Examples of ways to scale the characters toward their lategame builds will have to wait until the game is actually out. Because it stacks on top of working out how to survive to the endgame long, and you have the longest time to choose which cards to take, the “right” ones to take end up being quite tricky to work out. And because your deck is constantly facing fights, you have to make hard choices between taking the “best” lategame scaling options when they’re offered to you, or waiting until later when they start to be particularly valuable and then taking whichever ones you see. Fortunately, there are going to be tons of options to try, and the ones I’ve seen look like they’ll be a lot of fun to build around!
- Card Draw/Deck Manipulation
When all your deck needs to do is deal damage, you don’t have to worry too much about which cards you draw each turn. Just put damage cards into the deck and play them. Simple, right?
By lategame though, your deck will have Frontloaded Damage cards in it which you took for 40 floors ago. It’ll have block cards which won’t be useful at all on turns where you aren’t getting attacked. And it’ll have some scaling cards which you’ll want to be able to draw on safer turns to deploy, but might not be able to utilize if they’re drawn while you’re being attacked for 60.
Because of that, cards which draw toward whichever card you need on the actual turn you’re playing right now end up being very important. The best Relic in Slay the Spire 1 was Runic Pyramid, which allowed you to skip your discard phase at the end of each turn. It turns out: if you can play the cards in your deck on the turns where their job is the thing you need to be doing, you tend to win a lot.
Barring having a Runic Pyramid, the main ways you do that are by removing cards which aren’t useful (especially Starter Deck Strikes and Defends) and by taking some cards which draw cards. It’s often more valuable to play one card which is good this turn than two cards which aren’t, so paying one energy to draw a few cards to look for a good one is often worth it.
And that’s “it”.
Instead of thinking about building a Block archetype, or a Strength deck, or trying to work out how to making a Rare card I get offered on Floor 4 win me the run, when I’m playing Slay the Spire I’m thinking about a few key jobs I need my deck to be able to do, and monitoring how well it’s doing them to make sure it’s keeping up. When I play the game I’m spending at least as much time thinking about what the enemies I might be about to fight demand of me as I am about the actual deck I’m playing.

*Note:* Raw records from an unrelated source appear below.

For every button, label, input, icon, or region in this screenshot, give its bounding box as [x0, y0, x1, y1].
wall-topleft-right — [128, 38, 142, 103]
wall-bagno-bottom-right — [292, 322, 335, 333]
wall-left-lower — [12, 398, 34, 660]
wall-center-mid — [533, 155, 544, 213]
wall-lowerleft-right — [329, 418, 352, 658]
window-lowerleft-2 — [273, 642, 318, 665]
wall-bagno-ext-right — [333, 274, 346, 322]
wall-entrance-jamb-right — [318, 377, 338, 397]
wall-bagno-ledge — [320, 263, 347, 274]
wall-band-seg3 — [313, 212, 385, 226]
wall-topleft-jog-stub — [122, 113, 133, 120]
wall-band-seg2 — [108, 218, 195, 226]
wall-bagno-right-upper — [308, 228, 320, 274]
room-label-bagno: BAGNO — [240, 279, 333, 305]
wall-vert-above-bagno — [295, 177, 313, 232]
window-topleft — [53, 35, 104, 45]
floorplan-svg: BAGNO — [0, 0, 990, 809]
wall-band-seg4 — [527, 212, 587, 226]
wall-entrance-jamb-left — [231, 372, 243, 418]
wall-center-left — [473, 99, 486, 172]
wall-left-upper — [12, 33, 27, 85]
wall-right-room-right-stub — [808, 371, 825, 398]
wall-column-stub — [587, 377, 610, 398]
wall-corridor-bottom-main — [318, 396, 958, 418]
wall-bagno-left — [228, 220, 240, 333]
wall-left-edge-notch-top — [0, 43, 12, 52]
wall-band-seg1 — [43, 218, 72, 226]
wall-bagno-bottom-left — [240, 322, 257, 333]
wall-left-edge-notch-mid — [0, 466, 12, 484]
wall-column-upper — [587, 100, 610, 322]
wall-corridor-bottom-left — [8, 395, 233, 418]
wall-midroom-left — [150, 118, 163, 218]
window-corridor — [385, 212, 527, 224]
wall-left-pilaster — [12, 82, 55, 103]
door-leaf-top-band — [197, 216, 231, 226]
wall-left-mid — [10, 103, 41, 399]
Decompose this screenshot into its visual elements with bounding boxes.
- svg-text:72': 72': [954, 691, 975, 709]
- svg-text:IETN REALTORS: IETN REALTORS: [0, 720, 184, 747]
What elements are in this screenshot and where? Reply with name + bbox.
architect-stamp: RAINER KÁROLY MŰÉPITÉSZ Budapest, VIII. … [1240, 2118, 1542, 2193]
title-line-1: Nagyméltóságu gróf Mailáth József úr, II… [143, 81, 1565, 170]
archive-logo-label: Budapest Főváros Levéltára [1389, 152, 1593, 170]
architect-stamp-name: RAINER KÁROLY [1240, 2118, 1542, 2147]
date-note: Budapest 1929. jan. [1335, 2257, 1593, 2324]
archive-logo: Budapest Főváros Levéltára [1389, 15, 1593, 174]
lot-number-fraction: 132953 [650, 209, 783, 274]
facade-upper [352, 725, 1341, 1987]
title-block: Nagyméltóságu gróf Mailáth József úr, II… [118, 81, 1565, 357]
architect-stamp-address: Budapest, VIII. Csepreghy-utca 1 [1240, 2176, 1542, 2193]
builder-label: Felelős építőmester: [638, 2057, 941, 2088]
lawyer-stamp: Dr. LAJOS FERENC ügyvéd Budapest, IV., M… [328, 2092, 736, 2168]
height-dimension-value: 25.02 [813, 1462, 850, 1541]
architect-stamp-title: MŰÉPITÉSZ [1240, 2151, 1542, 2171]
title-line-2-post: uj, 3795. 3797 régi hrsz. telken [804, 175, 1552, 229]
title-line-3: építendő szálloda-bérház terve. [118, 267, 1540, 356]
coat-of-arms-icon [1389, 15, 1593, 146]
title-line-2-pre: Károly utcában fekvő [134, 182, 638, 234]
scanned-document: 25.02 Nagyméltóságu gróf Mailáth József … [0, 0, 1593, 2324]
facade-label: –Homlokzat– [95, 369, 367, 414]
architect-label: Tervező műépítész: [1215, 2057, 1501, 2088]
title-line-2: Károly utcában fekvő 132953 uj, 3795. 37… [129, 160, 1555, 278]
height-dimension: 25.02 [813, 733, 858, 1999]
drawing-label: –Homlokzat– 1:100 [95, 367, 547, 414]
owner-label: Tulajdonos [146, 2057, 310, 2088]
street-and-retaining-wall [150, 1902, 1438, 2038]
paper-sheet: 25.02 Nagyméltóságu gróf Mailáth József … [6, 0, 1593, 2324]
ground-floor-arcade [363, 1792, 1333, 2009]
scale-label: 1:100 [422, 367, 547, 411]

I put “it” into quotations because there’s endless nuance here. Maybe I’ll skip a Frontloaded Damage card because I have a Damage potion. That’s a fun tradeoff to try to make a decision around. Maybe a particular relic will warp my run enough that a card which doesn’t fit into the jobs I need to do right now ends up actually being worth taking and holding onto for a few floors until it actually becomes good. Maybe a character’s balance will be a little off, so taking certain scaling cards before they’re actually good becomes important because they outperform the other options, or some Frontloaded Damage cards sync up much better with lategame strategies than others, so it’s worth risking skipping one or two looking for one of the best ones at the start of the game.
Working that stuff out is the beauty of the game, to me, and if it seems like an enjoyable angle to approach the game from to you, I hope you’ll give it a go!